Meselâ, güneşe der: "Döner bir siracdır, bir lâmbadır." Zira güneşten, güneş için ve mahiyeti için bahsetmiyor; belki bir nevi intizamın zenbereği ve merkezi; ve intizam ve nizam ise, Sâni'in âyine-i marifeti olduğundan bahsediyor. Evet
تَجْرِى الشَّمْسُ
der. Yani "Güneş döner." Bu döner tabiri ile, kış ve yazın, gece ve gündüzün deveranındaki muntazam tasarrufat-ı kudreti ihtar ile, azamet-i Sâni'i ifham eder. Bu dönmek hakikatı ne olursa olsun, maksud olan, mensuc, meşhud intizama tesir etmez.
Hem
وَ جَعَلْنَا الشَّمْسَ سِرَاجًا
der. Şu tabir ile, bu âlemin bir kasr suretinde olduğunu; içinde olan eşyanın, insana ve zîhayata ihzar edilmiş müzeyyenat ve mat'umat ve levazımat ve güneş dahi, müsahhar bir mumdar olduğunu ihtar ile, rahmet ve ihsan-ı Hâlıkı ifham eder.
Şimdi bak! Şu sersem, geveze felsefe ne der?

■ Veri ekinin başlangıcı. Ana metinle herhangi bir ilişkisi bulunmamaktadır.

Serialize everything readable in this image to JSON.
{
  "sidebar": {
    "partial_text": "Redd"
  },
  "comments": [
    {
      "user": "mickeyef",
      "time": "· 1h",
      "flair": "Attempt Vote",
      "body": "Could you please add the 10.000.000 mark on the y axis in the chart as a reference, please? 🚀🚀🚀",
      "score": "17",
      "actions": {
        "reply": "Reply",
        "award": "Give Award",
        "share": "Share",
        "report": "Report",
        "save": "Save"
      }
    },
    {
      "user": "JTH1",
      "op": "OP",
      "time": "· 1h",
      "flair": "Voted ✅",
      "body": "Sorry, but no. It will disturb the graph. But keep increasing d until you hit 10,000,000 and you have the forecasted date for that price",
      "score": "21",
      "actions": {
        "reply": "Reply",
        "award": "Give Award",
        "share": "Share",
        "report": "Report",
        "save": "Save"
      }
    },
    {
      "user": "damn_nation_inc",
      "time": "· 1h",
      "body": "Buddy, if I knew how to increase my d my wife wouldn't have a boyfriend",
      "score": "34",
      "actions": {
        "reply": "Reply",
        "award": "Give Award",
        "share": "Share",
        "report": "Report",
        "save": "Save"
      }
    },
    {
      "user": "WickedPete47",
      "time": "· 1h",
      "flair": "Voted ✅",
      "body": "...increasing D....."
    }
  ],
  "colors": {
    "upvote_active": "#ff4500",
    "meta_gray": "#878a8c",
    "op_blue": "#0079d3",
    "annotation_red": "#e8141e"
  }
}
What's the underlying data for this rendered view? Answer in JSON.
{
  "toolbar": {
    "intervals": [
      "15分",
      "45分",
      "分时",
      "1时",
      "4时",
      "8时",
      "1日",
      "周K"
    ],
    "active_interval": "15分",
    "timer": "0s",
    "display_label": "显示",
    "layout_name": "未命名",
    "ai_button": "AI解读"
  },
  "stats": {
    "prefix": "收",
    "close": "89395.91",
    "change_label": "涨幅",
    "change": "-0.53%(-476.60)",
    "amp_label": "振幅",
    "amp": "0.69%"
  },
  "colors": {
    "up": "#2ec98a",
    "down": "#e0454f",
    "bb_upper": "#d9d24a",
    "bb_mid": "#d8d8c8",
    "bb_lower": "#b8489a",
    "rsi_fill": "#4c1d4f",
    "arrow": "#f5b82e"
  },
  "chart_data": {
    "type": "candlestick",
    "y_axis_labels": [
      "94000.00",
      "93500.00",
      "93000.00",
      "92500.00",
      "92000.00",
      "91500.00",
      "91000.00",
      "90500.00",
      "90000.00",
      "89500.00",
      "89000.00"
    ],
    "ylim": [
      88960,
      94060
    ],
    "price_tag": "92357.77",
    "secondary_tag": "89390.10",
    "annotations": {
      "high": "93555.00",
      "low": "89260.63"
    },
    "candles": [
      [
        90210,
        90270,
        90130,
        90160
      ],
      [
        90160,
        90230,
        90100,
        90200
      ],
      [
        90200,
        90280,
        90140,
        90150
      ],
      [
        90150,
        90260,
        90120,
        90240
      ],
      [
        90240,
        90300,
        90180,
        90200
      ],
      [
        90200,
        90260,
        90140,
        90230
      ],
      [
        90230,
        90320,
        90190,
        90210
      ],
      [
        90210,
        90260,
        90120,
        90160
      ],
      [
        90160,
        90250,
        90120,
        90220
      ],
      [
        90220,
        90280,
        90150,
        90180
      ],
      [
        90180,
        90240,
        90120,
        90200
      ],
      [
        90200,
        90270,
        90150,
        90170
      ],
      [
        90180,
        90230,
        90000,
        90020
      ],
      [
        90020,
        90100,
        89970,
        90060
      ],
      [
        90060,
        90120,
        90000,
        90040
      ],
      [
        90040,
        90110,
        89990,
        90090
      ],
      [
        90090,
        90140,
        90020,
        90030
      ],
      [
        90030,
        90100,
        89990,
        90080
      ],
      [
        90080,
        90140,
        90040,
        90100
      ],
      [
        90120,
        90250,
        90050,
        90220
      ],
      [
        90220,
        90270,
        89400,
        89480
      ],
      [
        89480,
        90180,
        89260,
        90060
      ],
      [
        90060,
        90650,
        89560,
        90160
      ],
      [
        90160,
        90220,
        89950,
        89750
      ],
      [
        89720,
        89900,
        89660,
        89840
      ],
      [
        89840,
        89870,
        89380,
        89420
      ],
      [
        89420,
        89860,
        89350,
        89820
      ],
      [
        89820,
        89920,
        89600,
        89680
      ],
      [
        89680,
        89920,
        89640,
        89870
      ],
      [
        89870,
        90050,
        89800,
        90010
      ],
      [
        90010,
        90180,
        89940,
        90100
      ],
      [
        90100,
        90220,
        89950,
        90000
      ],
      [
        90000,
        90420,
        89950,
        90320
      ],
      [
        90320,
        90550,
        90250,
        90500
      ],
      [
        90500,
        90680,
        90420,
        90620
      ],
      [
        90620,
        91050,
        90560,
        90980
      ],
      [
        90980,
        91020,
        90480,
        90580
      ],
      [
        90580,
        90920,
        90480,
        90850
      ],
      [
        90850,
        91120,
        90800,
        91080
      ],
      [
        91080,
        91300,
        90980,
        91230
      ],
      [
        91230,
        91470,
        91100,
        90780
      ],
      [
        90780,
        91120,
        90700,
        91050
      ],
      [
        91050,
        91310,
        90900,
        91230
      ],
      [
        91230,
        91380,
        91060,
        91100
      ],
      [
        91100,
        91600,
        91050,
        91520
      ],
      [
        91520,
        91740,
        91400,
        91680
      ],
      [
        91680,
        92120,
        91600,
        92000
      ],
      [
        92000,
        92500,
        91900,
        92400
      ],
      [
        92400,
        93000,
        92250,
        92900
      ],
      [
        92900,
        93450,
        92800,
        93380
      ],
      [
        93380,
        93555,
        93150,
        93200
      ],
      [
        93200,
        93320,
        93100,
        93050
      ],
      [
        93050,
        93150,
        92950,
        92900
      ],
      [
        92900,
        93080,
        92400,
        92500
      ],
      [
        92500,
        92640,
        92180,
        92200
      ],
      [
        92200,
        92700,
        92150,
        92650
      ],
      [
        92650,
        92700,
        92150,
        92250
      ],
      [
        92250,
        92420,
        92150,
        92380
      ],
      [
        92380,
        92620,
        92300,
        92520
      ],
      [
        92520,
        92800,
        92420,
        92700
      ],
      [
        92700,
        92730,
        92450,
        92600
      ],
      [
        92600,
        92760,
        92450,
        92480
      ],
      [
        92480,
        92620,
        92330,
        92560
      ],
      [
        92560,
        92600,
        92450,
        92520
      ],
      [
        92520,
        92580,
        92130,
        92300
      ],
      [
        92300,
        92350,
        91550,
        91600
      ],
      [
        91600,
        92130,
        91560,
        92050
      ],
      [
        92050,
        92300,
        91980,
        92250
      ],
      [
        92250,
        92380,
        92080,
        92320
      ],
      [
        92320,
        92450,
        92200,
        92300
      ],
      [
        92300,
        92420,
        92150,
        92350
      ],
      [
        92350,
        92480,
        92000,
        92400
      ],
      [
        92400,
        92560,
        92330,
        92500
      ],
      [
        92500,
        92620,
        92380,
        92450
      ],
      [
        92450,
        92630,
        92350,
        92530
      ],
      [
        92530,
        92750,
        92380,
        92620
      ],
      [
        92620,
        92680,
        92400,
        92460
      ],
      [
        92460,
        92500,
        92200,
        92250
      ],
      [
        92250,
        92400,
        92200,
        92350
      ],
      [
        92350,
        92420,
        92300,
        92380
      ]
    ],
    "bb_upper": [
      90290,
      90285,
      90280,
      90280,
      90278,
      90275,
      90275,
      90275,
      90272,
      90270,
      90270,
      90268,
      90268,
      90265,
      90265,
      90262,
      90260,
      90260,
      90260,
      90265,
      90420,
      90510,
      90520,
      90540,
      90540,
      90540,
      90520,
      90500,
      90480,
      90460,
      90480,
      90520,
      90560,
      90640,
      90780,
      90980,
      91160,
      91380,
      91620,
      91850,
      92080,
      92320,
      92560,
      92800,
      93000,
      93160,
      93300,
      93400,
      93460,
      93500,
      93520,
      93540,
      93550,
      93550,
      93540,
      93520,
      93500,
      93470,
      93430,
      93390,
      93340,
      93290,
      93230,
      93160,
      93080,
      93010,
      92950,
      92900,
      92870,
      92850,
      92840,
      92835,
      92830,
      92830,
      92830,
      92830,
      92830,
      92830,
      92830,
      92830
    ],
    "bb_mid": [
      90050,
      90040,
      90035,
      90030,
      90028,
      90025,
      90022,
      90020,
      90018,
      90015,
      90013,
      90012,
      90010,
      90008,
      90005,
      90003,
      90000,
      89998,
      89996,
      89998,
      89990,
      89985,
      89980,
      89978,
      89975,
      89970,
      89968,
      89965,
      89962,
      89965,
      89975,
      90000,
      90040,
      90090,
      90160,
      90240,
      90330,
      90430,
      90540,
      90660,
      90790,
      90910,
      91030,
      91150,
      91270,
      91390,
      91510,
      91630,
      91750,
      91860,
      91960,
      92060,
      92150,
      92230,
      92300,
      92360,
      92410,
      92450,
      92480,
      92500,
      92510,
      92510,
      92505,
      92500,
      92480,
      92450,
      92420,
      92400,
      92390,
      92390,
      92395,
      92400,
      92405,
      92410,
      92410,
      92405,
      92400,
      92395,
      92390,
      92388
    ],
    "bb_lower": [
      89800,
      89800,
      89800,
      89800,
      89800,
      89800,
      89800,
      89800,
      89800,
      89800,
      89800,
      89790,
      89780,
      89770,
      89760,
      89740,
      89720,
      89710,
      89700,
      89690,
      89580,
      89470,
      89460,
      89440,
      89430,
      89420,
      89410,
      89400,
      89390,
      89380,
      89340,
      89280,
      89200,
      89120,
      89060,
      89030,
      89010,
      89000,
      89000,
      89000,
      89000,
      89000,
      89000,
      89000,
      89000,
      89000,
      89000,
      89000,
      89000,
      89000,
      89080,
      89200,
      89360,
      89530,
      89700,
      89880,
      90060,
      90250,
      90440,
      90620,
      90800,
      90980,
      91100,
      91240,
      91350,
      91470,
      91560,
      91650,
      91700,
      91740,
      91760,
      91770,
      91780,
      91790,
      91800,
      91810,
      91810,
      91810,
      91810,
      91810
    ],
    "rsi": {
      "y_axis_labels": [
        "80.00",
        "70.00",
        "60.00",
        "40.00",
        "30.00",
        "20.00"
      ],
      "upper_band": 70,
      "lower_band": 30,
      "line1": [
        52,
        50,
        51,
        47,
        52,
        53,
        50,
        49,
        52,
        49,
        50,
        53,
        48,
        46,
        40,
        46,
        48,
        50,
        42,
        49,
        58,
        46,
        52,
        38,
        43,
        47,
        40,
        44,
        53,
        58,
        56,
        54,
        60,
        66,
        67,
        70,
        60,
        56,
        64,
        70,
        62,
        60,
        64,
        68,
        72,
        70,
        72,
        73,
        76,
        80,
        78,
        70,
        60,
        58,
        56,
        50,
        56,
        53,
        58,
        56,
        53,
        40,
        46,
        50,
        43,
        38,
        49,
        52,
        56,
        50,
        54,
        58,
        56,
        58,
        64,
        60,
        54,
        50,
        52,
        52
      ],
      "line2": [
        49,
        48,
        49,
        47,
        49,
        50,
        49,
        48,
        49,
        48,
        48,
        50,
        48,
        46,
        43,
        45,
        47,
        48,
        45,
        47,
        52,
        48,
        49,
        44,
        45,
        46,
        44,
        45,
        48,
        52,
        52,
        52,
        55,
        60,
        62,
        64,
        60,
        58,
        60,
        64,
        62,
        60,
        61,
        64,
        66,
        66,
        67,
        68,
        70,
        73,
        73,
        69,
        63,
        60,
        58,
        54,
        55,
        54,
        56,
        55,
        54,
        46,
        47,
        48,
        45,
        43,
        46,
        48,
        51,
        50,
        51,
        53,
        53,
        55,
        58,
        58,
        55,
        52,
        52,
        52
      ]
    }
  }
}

Diyor ki: "Güneş, bir kütle-i azîme-i mayia-i nâriyedir. Ondan fırlamış olan seyyaratı etrafında döndürür. Cesameti bu kadardır.
Mahiyeti böyledir, şöyledir." der. Ruha, muvahhiş bir dehşetten ve bir hayretten başka bir kemal-i ilmî vermiyor. Güneşin en mühim olan vazifesinden, en büyük, en güzel, en tatlı bir hakikat-ı ilmiyeyi ruha veren bahs-i Kur'an gibi bahsetmiyor. Buna kıyasen bâtınen kof, zahiren mutantan felsefî mes'elelerin ne kıymette olduğunu anla. Onun şaşaa-i surîsine aldanıp, Kur'an'ın gayet âlî ve fehme gayet karib olan beyan-ı mu'ciznümasına karşı hürmetsizlik etme.